O Almirante Samuel Paparo, comandante do U.S. Indo-Pacific Command, confirmou sob juramento na quarta-feira, perante a House Armed Services Committee, que o governo dos Estados Unidos opera atualmente um nó na rede Bitcoin para testes de cibersegurança e investigação de segurança de rede. Foi explícito ao afirmar que as forças armadas não estão a minar Bitcoin, enquadrando o interesse como técnico e não financeiro: "O nosso interesse no Bitcoin é como ferramenta de criptografia, uma blockchain e uma proof-of-work reutilizável, como instrumento adicional para proteger redes e projetar poder." O testemunho ocorreu durante uma audiência sobre o pedido de autorização de defesa para o ano fiscal de 2027, e Paparo referiu que os detalhes dos programas de investigação em Bitcoin do INDOPACOM permanecem parcialmente classificados.
Porque importa
Operar um nó não é o mesmo que minerar ou deter.
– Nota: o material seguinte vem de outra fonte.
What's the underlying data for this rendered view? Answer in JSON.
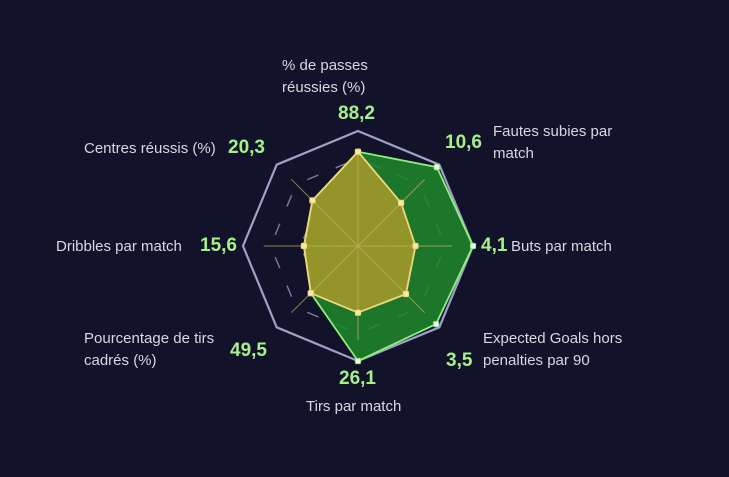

Um nó valida transações e blocos, mantém uma cópia integral da cadeia e participa na rede peer-to-peer — mas não gera BTC e não contribui com poder de hashing. Com dezenas de milhares de nós distribuídos globalmente, um único nó governamental não tem qualquer influência sobre o consenso e não representa ameaça à descentralização ou à resistência à censura do Bitcoin.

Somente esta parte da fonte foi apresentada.